Donnerstag, 14. Dezember 2023

Stuhlgang II

 Entlassungstag: Die liebe Auszubildende wagt es, in einem Augenblick der Ungezwungenheit zu erkunden, wann ich zuletzt das Privileg eines erfolgreichen Toilettengangs genossen habe. Ganz unverblümt gestehe ich: seit meiner OP vor 4 Tagen war da leider Funkstille. Ihre Verlegenheit steigt, als wäre sie auf der Suche nach dem verlorenen Schatz, und sie zieht sich kurz zurück.

Doch sie kehrt zurück, um mir mitzuteilen, dass meine Freiheit in weiter Ferne liegt, solange mein Darm im Standby-Modus verharrt. "Kein Entlassen ohne Beweis eines ordentlichen Stuhlgangs", verkündet sie, als ob das der Schlüssel zur Eingangstür wäre. Schade, denke ich, dass ich nicht eine kleine Schwindelei eingebaut habe, teile ich ihr augenzwinkernd mit.

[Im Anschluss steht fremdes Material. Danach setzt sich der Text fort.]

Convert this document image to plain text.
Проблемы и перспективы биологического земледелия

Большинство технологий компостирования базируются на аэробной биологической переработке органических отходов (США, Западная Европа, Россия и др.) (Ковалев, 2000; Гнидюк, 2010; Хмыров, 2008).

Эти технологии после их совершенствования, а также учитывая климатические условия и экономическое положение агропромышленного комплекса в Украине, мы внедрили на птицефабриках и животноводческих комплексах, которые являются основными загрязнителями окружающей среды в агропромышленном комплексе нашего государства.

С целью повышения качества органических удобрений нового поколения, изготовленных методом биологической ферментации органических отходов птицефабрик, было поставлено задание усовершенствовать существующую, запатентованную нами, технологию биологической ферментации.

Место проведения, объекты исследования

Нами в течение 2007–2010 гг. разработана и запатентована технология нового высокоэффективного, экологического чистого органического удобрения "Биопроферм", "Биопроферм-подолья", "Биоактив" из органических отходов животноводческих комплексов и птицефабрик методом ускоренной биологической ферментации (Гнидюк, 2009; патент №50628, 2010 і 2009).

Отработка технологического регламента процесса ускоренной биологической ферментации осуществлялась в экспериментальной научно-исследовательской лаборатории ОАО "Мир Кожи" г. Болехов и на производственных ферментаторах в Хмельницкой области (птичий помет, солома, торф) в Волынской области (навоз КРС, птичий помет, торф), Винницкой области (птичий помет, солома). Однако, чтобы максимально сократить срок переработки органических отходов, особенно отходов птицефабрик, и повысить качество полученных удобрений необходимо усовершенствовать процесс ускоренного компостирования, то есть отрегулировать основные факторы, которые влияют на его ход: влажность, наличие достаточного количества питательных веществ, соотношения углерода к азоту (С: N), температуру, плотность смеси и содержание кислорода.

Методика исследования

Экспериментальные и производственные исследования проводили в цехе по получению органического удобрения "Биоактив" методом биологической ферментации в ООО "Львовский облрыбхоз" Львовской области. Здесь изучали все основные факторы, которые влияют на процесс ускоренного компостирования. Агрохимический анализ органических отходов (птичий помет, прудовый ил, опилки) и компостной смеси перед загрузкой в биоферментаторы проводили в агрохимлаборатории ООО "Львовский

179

Plötzlich taucht sie mit zwei Zäpfchen bewaffnet auf und fordert mich auf, beide auf einmal zu nehmen. Ein Versprechen, das ich ohne große Gegenwehr abgebe. Die Frage, ob ich schon mal Zäpfchen eingeführt habe, liegt in der Luft.

Ihre Verlegenheit steigert sich, als sie mit sanfter Dringlichkeit erklärt: "Die Zäpfchen müssen nach hinten rein, richtig tief rein – also so richtig tief." In diesem Moment verdeckt sie ihren Mittelfinger, als wäre er ein streng gehütetes Geheimnis, während sie die exakte Vorgehensweise zu verdeutlichen versucht. Nach einem weiteren "tief rein" wirkt sie erleichtert, als ich ihr mit einem "danke, ich versuche das selbst" signalisiere, dass ich die Aufgabe eigenhändig übernehmen werde.

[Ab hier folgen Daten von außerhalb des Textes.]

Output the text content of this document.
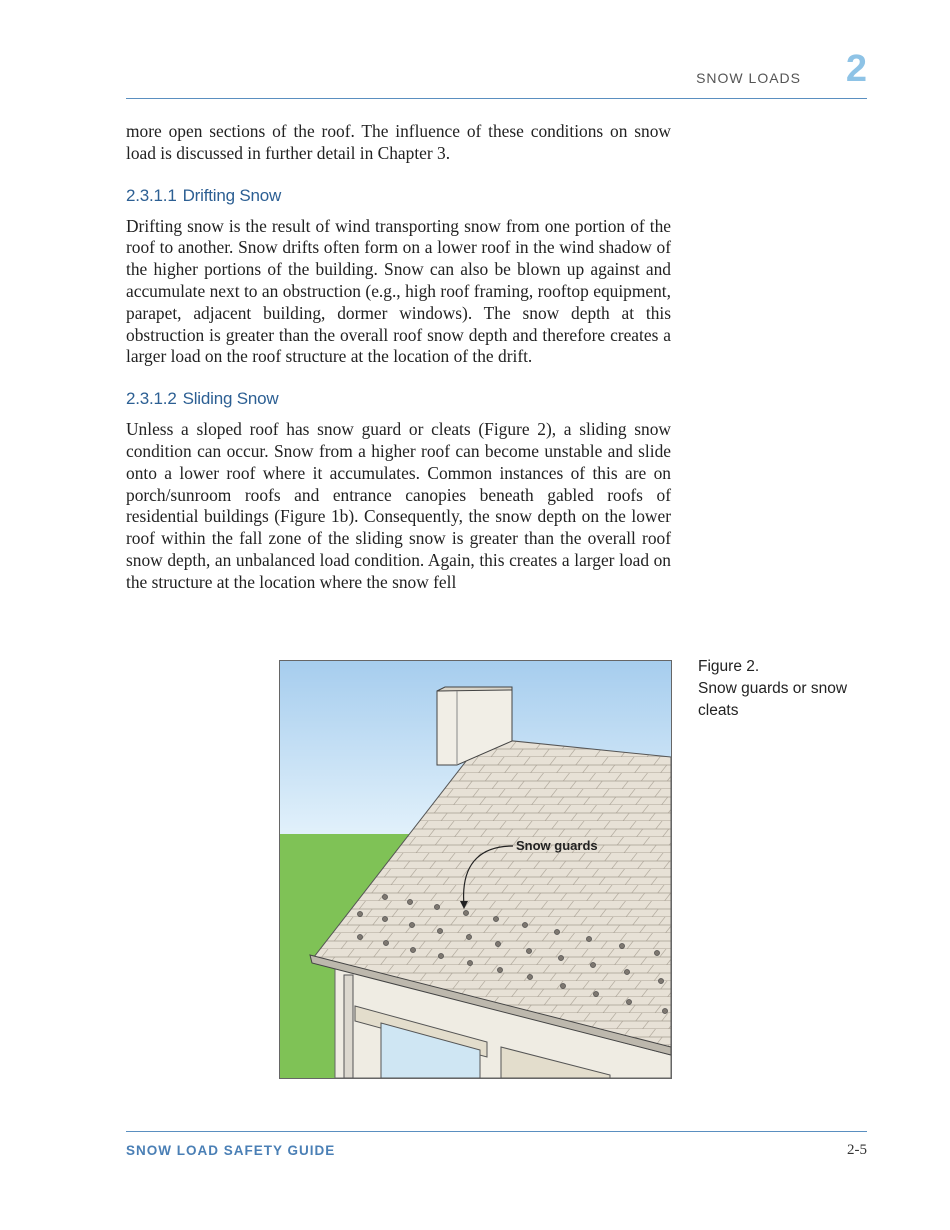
SNOW LOADS 2

more open sections of the roof. The influence of these conditions on snow load is discussed in further detail in Chapter 3.

2.3.1.1 Drifting Snow

Drifting snow is the result of wind transporting snow from one portion of the roof to another. Snow drifts often form on a lower roof in the wind shadow of the higher portions of the building. Snow can also be blown up against and accumulate next to an obstruction (e.g., high roof framing, rooftop equipment, parapet, adjacent building, dormer windows). The snow depth at this obstruction is greater than the overall roof snow depth and therefore creates a larger load on the roof structure at the location of the drift.

2.3.1.2 Sliding Snow

Unless a sloped roof has snow guard or cleats (Figure 2), a sliding snow condition can occur. Snow from a higher roof can become unstable and slide onto a lower roof where it accumulates. Common instances of this are on porch/sunroom roofs and entrance canopies beneath gabled roofs of residential buildings (Figure 1b). Consequently, the snow depth on the lower roof within the fall zone of the sliding snow is greater than the overall roof snow depth, an unbalanced load condition. Again, this creates a larger load on the structure at the location where the snow fell

Snow guards
Figure 2.
Snow guards or snow cleats
SNOW LOAD SAFETY GUIDE	2-5
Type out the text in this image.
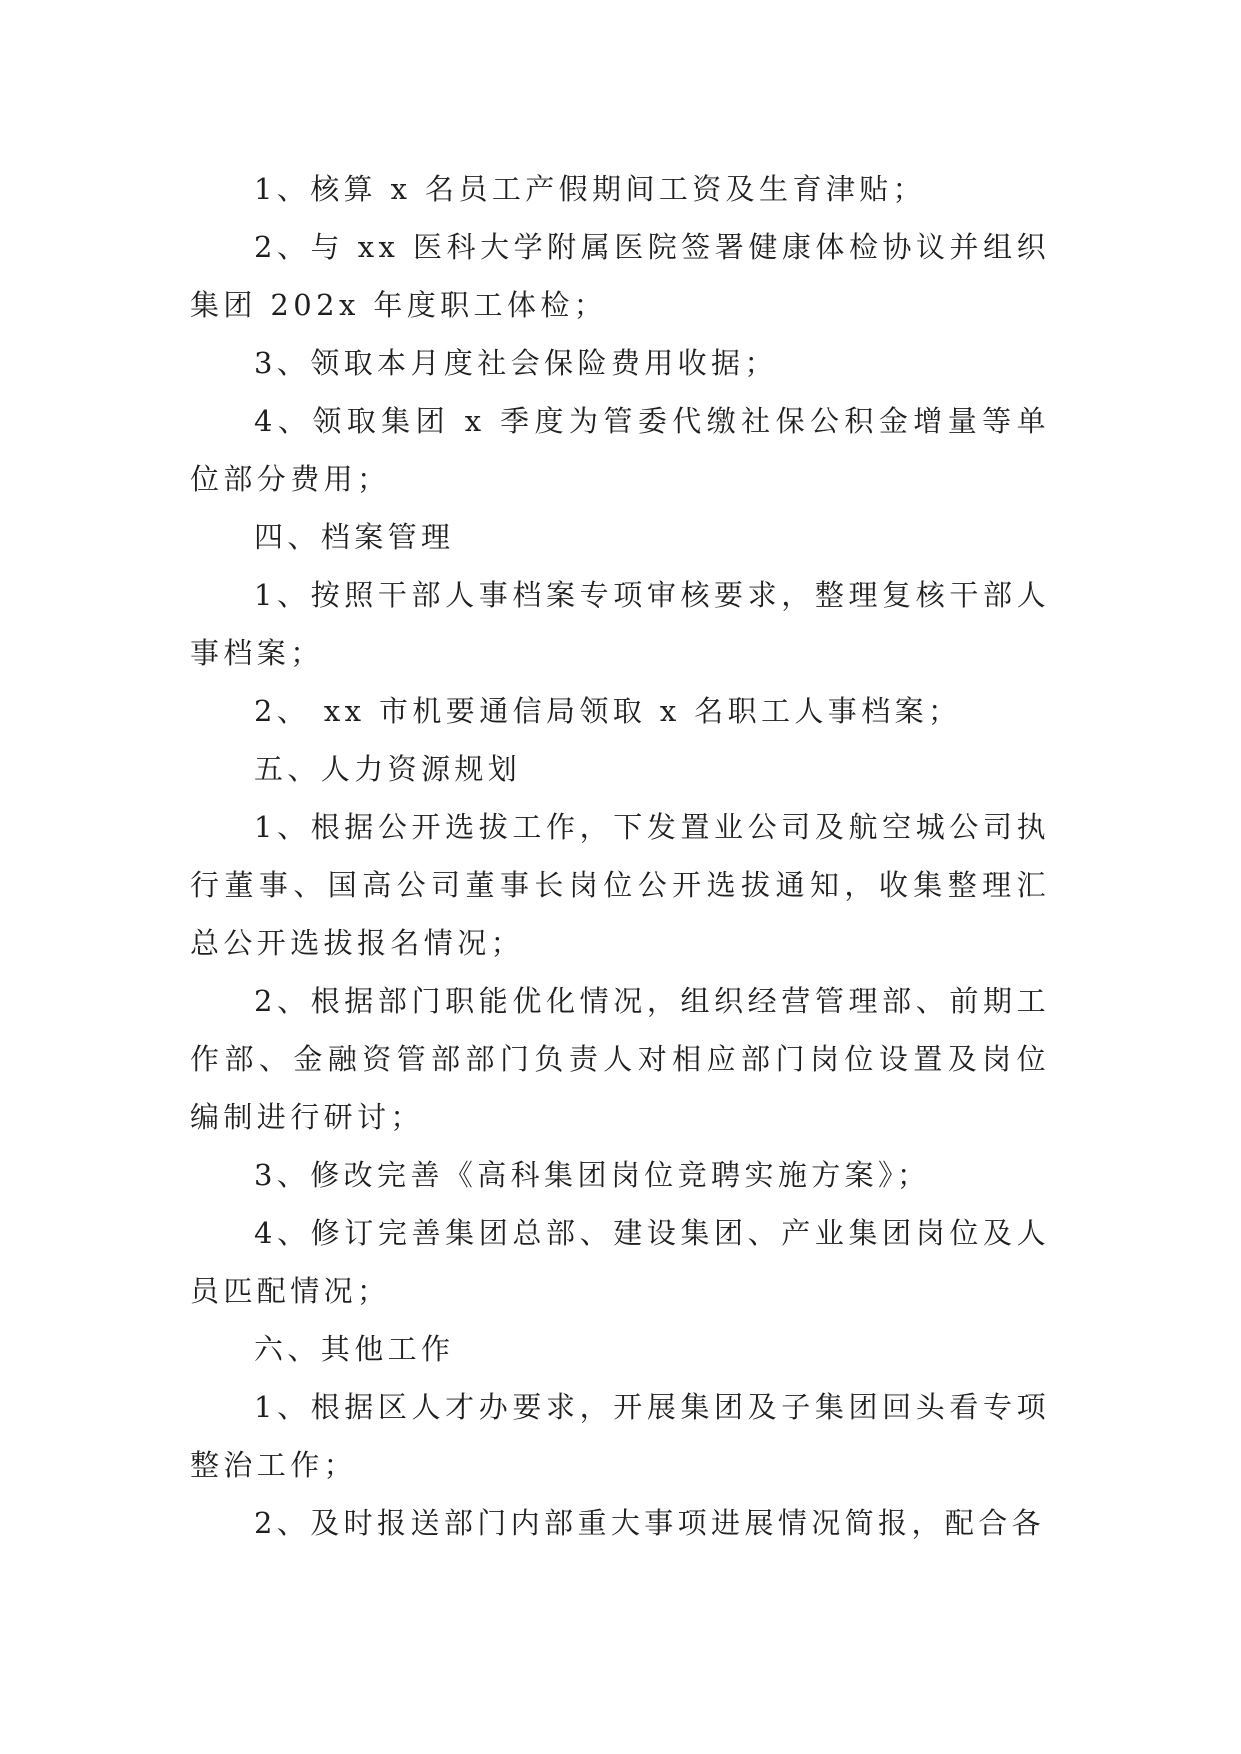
1、核算 x 名员工产假期间工资及生育津贴；

2、与 xx 医科大学附属医院签署健康体检协议并组织集团 202x 年度职工体检；

3、领取本月度社会保险费用收据；

4、领取集团 x 季度为管委代缴社保公积金增量等单位部分费用；

四、档案管理

1、按照干部人事档案专项审核要求，整理复核干部人事档案；

2、 xx 市机要通信局领取 x 名职工人事档案；

五、人力资源规划

1、根据公开选拔工作，下发置业公司及航空城公司执行董事、国高公司董事长岗位公开选拔通知，收集整理汇总公开选拔报名情况；

2、根据部门职能优化情况，组织经营管理部、前期工作部、金融资管部部门负责人对相应部门岗位设置及岗位编制进行研讨；

3、修改完善《高科集团岗位竞聘实施方案》；

4、修订完善集团总部、建设集团、产业集团岗位及人员匹配情况；

六、其他工作

1、根据区人才办要求，开展集团及子集团回头看专项整治工作；

2、及时报送部门内部重大事项进展情况简报，配合各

Humpelnd begebe ich mich zur Toilette, die zwei Zäpfchen fest in meiner Hand. Die Auszubildende drückt sie mir mit einem spürbaren Gefühl der Erleichterung in die Hand und verlässt fluchtartig den Raum.

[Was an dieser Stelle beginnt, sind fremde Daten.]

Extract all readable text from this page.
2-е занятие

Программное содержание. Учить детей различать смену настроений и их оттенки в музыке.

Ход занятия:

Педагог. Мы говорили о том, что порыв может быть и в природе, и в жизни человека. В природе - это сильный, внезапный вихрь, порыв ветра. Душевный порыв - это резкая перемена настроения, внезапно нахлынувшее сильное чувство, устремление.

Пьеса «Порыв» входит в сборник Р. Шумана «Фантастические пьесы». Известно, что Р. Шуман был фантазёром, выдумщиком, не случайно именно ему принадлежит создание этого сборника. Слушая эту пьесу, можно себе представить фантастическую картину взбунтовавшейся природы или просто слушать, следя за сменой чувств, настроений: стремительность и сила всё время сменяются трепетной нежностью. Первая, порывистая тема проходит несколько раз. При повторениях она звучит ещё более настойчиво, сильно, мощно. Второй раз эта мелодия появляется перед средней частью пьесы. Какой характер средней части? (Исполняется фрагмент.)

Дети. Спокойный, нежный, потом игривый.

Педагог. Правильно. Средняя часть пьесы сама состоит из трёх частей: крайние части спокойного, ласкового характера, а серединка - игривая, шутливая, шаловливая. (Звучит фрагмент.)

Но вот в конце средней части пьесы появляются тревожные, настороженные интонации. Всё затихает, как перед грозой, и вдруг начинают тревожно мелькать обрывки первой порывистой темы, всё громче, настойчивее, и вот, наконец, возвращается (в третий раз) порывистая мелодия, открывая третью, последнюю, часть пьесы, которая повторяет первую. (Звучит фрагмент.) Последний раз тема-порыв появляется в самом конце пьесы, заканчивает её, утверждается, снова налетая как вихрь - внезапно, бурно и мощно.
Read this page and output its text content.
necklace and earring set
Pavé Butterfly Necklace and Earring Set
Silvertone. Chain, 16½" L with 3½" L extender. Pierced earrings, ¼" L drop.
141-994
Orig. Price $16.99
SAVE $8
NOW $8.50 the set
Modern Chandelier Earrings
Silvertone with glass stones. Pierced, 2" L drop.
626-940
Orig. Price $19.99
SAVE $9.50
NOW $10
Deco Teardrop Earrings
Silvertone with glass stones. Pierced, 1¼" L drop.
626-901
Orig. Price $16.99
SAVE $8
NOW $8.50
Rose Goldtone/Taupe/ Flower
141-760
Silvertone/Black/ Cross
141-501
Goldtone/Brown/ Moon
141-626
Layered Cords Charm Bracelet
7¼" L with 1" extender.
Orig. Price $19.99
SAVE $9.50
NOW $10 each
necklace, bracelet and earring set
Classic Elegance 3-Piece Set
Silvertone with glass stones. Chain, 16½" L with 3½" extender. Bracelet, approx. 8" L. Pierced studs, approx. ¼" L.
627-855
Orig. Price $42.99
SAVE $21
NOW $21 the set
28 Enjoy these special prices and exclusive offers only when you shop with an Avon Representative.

In dankbarer Erinnerung an die Auszubildende und mich selbst, die wir uns diese peinliche Situation erspart haben, verinnerliche ich das erste Zäpfchen. Doch beim Versuch, das zweite zu entpacken, wird es zum unfreiwilligen Projektil und durchquert das Bad in hohem Bogen. Mit meinen Krücken ist da an eine Verfolgung nicht zu denken. Der Notknopf wird meine Rettung.

Eine andere Krankenschwester betritt die Bühne, ich mit halb heruntergelassener Hose, und bitte sie, das entflohene Zäpfchen zu bergen und aus seiner Verpackung zu befreien. Auch sie zeigt sich hilfsbereit. Dankeschön. Durch die nur halb geschlossene Tür gibt sie mir noch einen letzten Ratschlag mit auf den Weg: "Andersrum, also mit der stumpfen Seite nach vorne, die Spitze nach hinten einführen." "Okay, man lernt nie aus. Ich hab's anders gemacht, aber mit der 2, sind die dann ja quasi Arsch an Arsch."

Nach 20 Minuten Drama zeigt sich, dass ich nicht allzu viele Fehler begangen habe.